Rebus miró el ataúd y vio que era el de Los Saltos.
– Entonces, ¿serían obra de dos personas? -preguntó Wylie y, como el anciano asintió, expulsó aire y puso los ojos en blanco. Dos culpables representaban el doble de trabajo y la mitad de posibilidades de llegar a una solución.
– ¿Serían imitación de un modelo? -aventuró Rebus.
– No podría asegurarlo -respondió el hombre.
– Con lo cual… -añadió Jean Burchill sacando de su bolsa de bandolera una caja de la que extrajo envuelto en papel de seda uno de los ataúdes de Arthur's Seat.

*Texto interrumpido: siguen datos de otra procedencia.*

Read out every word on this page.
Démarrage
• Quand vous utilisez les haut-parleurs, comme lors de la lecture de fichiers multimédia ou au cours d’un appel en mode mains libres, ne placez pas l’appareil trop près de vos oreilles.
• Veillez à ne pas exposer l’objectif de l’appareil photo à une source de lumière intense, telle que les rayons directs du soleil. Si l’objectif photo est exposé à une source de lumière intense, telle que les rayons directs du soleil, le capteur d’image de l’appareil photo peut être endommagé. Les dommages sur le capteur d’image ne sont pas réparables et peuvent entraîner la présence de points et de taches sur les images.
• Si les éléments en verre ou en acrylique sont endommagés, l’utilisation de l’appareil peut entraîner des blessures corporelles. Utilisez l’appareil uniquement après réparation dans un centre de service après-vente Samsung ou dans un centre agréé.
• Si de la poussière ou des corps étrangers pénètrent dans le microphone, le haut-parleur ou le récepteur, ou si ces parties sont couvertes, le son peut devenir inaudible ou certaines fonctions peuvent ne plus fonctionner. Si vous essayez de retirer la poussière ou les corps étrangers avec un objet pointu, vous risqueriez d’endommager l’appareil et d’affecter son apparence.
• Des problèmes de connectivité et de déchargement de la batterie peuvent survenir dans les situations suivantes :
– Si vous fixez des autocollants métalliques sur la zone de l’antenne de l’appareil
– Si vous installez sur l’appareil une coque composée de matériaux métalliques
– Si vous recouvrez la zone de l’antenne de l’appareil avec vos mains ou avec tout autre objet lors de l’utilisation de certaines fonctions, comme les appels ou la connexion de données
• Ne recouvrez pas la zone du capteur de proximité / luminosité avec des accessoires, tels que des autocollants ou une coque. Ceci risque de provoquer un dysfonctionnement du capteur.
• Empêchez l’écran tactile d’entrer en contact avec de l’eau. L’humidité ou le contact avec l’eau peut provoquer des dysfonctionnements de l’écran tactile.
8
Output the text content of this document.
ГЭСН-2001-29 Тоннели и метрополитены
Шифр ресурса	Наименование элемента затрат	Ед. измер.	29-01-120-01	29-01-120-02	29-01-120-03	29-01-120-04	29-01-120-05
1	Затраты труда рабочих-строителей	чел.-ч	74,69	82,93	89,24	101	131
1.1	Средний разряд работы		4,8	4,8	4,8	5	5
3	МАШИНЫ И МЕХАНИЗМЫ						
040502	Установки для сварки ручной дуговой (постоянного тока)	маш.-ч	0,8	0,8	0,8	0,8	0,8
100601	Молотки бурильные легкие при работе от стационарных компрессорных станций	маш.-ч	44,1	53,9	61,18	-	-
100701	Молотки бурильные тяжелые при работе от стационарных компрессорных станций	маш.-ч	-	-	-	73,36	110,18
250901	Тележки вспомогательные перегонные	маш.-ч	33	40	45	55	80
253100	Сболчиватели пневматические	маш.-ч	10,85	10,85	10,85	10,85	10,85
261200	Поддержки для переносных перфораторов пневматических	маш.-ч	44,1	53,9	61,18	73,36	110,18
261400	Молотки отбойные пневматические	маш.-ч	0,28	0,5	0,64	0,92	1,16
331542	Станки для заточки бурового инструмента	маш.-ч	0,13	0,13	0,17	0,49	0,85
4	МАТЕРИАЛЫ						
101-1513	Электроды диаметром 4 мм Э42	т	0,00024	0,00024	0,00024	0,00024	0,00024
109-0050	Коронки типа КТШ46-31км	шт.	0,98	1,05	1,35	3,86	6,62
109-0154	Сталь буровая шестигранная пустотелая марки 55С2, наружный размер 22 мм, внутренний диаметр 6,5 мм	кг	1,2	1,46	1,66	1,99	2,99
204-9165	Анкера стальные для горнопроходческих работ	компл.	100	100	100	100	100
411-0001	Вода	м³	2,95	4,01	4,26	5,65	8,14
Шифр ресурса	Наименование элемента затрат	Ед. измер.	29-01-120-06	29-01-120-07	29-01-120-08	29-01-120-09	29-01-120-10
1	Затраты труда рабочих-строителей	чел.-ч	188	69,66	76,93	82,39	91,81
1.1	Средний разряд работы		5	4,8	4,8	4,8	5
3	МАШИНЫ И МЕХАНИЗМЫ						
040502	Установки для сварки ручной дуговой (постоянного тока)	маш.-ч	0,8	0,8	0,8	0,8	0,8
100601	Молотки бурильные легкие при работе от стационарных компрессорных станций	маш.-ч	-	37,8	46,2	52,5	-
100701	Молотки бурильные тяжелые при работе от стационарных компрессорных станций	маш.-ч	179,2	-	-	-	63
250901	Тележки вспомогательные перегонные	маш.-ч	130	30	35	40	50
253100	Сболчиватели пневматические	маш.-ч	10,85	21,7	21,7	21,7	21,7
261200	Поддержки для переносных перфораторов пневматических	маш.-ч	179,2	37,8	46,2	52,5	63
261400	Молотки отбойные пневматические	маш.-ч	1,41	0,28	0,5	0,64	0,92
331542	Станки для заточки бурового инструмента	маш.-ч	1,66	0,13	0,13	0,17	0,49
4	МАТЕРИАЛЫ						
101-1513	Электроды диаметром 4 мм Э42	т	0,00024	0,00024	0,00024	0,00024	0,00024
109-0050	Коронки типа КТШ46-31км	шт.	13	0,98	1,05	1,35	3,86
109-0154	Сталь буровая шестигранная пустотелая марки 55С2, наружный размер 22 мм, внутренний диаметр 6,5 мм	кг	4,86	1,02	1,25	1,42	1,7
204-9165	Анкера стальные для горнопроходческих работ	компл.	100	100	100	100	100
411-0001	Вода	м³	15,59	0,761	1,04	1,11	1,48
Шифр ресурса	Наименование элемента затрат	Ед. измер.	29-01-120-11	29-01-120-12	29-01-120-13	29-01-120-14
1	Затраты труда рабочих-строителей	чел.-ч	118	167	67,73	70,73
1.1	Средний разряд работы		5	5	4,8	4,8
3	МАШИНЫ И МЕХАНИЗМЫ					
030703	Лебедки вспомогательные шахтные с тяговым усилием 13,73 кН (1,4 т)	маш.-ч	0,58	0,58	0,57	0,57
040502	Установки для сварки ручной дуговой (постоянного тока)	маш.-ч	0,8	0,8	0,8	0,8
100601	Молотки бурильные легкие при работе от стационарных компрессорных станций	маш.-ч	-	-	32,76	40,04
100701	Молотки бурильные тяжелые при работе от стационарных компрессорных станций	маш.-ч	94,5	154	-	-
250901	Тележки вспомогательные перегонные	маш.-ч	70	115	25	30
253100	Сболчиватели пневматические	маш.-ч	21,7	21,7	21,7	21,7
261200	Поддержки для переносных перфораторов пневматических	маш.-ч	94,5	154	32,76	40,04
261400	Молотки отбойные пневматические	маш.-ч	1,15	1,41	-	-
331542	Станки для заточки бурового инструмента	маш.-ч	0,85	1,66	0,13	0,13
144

Rebus le había pedido que lo llevase y ella lo miró para darle a entender lo que le había dicho en el café, que estaba arriesgando su empleo, porque si descubrían que sacaba objetos del museo o si ocurría algún percance tendría que dimitir. Rebus hizo un gesto afirmativo, y ella se levantó y puso el ataúd en la mesa.